Defender takeaway: Audit endpoints — particularly developer / power-user / multimedia-engineering workstations across DACH — for JDownloader installers downloaded between 2026-05-06 and 2026-05-08 from the official site. Hunt for unsigned or non-AppWork-signed JDownloader*.exe and unexpected Python interpreters in user-profile paths; alert on Python child processes spawned from JDownloader* parent images (Sysmon EID 1 + parent-image filter). Inventory installations are uncertain via Winget / Flatpak / Snap (those distributions were not poisoned in this window) — the trojanised path was specifically the project's web-hosted installer and "Alternative Installer" download links.

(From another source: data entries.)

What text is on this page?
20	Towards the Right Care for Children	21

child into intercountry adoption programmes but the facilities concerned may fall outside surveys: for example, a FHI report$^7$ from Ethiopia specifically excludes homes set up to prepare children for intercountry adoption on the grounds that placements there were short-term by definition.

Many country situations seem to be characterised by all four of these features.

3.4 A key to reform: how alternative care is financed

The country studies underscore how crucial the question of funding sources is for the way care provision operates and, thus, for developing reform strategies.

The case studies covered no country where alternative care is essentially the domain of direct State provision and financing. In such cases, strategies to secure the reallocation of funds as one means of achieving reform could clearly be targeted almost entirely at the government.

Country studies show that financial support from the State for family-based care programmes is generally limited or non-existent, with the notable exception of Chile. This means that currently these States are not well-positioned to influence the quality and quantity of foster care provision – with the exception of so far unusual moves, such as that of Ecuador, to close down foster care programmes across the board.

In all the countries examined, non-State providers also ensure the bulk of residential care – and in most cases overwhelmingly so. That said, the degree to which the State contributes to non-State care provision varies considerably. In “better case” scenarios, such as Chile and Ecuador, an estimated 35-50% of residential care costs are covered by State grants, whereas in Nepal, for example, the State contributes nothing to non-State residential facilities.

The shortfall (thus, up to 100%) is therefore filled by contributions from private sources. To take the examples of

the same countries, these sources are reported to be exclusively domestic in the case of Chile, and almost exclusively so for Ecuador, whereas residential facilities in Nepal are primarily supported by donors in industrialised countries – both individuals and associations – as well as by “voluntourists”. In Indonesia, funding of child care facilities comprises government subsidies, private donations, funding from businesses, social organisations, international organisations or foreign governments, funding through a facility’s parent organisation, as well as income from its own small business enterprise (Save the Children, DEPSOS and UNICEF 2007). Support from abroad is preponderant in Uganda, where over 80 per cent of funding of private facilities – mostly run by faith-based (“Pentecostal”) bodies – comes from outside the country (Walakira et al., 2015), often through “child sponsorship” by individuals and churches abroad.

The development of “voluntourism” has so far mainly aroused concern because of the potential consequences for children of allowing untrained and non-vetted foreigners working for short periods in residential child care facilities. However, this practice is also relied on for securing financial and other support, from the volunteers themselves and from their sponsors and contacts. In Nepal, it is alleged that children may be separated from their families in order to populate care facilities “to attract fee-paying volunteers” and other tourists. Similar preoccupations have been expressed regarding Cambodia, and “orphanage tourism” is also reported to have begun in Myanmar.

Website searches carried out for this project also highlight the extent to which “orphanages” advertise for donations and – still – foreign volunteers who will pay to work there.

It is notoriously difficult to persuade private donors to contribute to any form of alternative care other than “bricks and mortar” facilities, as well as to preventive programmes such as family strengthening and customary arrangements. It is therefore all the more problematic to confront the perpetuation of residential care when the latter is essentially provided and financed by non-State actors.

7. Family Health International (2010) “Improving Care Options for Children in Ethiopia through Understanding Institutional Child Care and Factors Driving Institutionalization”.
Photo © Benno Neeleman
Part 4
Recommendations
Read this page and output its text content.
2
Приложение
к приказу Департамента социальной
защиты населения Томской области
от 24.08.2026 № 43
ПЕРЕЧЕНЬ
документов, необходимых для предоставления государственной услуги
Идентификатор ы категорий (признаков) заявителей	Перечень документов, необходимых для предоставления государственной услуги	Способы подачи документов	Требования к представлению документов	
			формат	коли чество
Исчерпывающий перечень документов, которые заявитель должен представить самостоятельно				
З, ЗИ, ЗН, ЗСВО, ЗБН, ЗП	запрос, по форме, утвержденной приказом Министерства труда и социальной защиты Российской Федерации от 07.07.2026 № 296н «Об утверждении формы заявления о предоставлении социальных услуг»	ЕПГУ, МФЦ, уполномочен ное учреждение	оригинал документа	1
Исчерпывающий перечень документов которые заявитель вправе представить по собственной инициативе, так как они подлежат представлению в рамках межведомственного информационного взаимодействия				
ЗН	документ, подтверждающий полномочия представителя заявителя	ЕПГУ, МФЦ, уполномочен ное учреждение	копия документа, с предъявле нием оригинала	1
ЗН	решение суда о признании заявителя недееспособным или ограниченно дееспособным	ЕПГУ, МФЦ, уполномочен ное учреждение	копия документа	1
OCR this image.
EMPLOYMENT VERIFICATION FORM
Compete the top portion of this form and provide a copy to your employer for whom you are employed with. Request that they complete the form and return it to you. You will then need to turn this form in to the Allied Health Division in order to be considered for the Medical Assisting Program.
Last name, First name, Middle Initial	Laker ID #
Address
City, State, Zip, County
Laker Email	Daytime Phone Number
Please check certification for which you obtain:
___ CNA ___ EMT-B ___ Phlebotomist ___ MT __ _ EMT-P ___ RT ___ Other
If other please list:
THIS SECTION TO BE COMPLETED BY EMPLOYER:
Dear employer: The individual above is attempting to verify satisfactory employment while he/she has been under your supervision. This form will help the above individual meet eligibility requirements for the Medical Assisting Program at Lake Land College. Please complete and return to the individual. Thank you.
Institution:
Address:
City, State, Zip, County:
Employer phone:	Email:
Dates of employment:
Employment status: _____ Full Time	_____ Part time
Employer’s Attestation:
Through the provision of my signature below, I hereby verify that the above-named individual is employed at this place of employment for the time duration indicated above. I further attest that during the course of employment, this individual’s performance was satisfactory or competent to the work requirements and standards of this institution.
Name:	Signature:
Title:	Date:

Hunt for trojanised JDownloader installers and unsigned Python child processes

From CTI Daily Brief — 2026-05-10 · published 2026-05-10 · view item permalink →

Inventory developer / power-user / multimedia-engineering workstations across DACH for JDownloader installers downloaded between 2026-05-06 and 2026-05-08 from the official site or "Alternative Installer" link (PiunikaWeb, 2026-05-08). Trojanised executables bear forged publisher names "Zipline LLC", "The Water Team", "Peace Team" instead of the legitimate AppWork GmbH signature. Hunt for unsigned Python interpreters in user-profile paths and Python child processes spawned from JDownloader parent images (Sysmon EID 1 + parent-image filter). Winget / Flatpak / Snap installations were not poisoned.